No Politeama, até 12 de Janeiro, há para ver um musical sobre os acontecimentos de 1917, na Cova da Iria, em que Lúcia, Jacinta e Francisco alegam ter avistado Fátima.

Beatriz Magalhães
Escrito por
Beatriz Magalhães
Jornalista
Fátima
RITA CHANTREFátima
Publicidade

Para que é que nos serve acreditar em Deus? Segundo o Antigo Testamento, foi a Abraão que apareceu pela primeira vez. Mais tarde, antes da batalha de Jericó, é Josué que recebe uma visita. Ele existiu, houve quem o visse e houve quem falasse com ele. Pelo menos, segundo se escreveu neste livro sagrado. Se é verdade ou não, essa é a questão que se põe há séculos e que divide a população entre quem é crente e quem não é. Uns alegam que precisam de ver para crer, o que, inevitavelmente, torna tudo mais complicado. Outros não precisam de ver nada, dizem que o sentem ou que o ouvem. Mas provar a existência de Deus é impossível. Então para que é serve mesmo acreditar em Deus? As respostas são intermináveis e também se podem aplicar ao que ocorreu em 1917, na Cova da Iria, quando um grupo de três crianças alegou ter avistado Fátima. Entre a dúvida e a indignação, Lúcia, Jacinta e Francisco tornaram-se figuras de relevo e, para muitos, portadores de um milagre. Filipe La Féria achou então por bem contar a sua história numa ópera-rock que, diz o encenador, é tanto para religiosos como para ateus. Fátima estreia-se esta quinta-feira, 5 de Dezembro, no Teatro Politeama.

Fátima
RITA CHANTRE

“É um espectáculo muito ambicioso. Acho que nunca trabalhei tanto como neste”, confessa La Féria, que além de ter escrito o texto e encenado o espectáculo, também tomou conta da cenografia e da música. Com uma carreira em teatro musical inigualável em Portugal, entre criações próprias e adaptações, La Féria já levou a palco Jesus Cristo Superstar, Música no Coração ou West Side Story. Desta vez, quis retratar um acontecimento da História portuguesa que lhe diz muito e por várias razões. Contudo, afasta-se de uma qualquer vontade em provar o que quer que seja. 

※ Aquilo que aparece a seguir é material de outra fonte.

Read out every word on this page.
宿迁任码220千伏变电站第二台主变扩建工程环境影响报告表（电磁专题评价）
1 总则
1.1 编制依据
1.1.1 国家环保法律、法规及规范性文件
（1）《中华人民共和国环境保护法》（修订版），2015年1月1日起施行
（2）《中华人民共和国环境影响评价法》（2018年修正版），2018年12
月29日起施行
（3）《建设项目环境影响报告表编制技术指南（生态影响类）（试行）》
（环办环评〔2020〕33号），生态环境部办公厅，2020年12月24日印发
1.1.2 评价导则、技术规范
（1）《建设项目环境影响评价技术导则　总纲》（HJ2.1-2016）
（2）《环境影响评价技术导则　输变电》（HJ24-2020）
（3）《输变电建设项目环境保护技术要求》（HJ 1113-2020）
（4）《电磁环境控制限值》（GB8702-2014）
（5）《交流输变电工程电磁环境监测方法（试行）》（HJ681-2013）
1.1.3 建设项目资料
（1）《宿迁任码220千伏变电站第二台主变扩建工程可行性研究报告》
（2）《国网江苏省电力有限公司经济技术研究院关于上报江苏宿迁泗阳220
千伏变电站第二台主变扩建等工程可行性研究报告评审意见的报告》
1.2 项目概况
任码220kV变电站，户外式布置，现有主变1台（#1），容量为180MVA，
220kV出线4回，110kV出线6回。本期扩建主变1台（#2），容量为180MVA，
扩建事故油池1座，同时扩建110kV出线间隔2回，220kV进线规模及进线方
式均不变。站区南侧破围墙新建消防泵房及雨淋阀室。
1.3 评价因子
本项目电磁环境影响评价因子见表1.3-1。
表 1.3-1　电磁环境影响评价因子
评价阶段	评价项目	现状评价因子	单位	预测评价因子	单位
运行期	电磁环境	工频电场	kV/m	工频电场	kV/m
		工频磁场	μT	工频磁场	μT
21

“Não interessa nesse grande fenómeno provar nada. Já se escreveram milhares de livros, até há um em que tudo se explica devido a discos voadores. Noutro, diz-se que era uma senhora inglesa, a esposa de um engenheiro, que andava a passear toda vestida de branco. Há milhares de histórias, mas isso não é importante. O que me apaixonou nesta história foram as personagens, estas crianças nesta terra tão pobre, tão pequena, num Portugal completamente destruído, que abraçam o universo”, diz o encenador. E acrescenta: “Não quero provar se é realidade ou ficção. É para religiosos e para ateus, portanto, é uma história completamente transversal”.

Fátima
RITA CHANTRE

Fátima leva-nos ao ano de 1917. Estava a acontecer a Primeira Guerra Mundial e, em Portugal, a República dava os seus primeiros passos. Na Cova da Iria, encontramos Lúcia e os dois primos, Jacinta e Francisco, a guardar o rebanho, quando se dá uma tempestade. O céu abre e é no meio do campo, junto a uma azinheira, que os três testemunham a aparição de Nossa Senhora de Fátima. Lúcia, Jacinta e Francisco juram não contar a ninguém o que viram, mas as pessoas da aldeia acabam por saber do acontecimento. A desconfiança instala-se, especialmente, do lado de Artur de Oliveira Santos, administrador do concelho de Ourém, que, conhecido por ser progressista, se rege pela razão.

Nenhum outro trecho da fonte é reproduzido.